The infrastructure of the place seems to be depressed with the water and electricity supply being frequently interrupted. We run the computer on the boat’s 12 V system as the shore power is too erratic and we risk damaging the hardware. The marina runs its own generator at times, but now the number of boats has increased this is struggling. Our clothes were held up for 5 days in the laundry as first off there was no water and then there was no power.

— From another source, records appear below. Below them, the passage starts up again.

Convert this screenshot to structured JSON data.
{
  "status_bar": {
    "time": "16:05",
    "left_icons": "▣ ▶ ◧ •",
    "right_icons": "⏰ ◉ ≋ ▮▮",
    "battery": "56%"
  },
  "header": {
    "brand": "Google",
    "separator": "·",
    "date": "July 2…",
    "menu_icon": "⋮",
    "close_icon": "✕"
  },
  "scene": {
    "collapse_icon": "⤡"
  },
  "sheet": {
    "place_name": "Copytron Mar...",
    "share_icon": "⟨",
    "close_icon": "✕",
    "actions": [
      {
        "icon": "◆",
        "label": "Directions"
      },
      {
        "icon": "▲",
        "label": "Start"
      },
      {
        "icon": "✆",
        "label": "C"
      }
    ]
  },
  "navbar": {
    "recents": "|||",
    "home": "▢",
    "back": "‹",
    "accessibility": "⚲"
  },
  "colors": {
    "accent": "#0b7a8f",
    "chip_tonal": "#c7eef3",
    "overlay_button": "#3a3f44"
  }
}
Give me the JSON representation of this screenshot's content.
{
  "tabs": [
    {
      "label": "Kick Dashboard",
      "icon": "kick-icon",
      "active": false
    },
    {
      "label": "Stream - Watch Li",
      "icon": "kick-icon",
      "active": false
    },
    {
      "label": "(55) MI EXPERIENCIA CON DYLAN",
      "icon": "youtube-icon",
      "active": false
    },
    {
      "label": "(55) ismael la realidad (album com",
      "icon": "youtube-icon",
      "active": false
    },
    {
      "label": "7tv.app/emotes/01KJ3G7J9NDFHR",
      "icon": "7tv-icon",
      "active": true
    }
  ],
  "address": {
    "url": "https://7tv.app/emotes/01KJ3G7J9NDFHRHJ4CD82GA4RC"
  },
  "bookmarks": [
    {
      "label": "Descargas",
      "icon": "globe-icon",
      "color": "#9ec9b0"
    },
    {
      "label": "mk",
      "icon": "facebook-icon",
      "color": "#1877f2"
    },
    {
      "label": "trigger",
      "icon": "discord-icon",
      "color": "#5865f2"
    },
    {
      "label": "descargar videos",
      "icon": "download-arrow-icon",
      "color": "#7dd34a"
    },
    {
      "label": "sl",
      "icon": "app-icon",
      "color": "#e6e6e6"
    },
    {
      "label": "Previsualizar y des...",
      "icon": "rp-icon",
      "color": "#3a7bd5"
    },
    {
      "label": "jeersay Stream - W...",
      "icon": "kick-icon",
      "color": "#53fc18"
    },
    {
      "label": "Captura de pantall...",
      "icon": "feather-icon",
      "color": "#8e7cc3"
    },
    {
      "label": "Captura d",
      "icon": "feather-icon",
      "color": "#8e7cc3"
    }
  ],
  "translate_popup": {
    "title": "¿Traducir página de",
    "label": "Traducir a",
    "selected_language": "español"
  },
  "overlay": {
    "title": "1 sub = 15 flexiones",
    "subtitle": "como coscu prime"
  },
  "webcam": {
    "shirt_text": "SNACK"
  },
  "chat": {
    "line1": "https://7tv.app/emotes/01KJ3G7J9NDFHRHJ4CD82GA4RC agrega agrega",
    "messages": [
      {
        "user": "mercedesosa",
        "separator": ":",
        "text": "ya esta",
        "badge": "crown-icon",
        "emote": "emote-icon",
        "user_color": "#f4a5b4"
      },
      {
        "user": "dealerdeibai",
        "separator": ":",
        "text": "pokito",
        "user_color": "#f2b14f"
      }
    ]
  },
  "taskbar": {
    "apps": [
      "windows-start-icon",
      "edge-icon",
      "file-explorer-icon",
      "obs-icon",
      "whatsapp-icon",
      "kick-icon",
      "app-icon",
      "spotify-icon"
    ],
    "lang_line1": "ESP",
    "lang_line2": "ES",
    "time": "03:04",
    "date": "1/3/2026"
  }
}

But the people we have met are very kind to us, and the girls in the marina office have helped us enormously to find what we need. I managed to find the last black printer cartridge on the island but no colour one could be found. The church we go to has been jam packed and so vibrant and welcoming. I have managed to run off a side-by-side translation of the Mass and we have our English version of the readings, so the only bit we miss is the sermon. We have had a couple of Sundays when there was a big celebration and the inside of the church was moved out into the street, pews and all, to accommodate the crowds.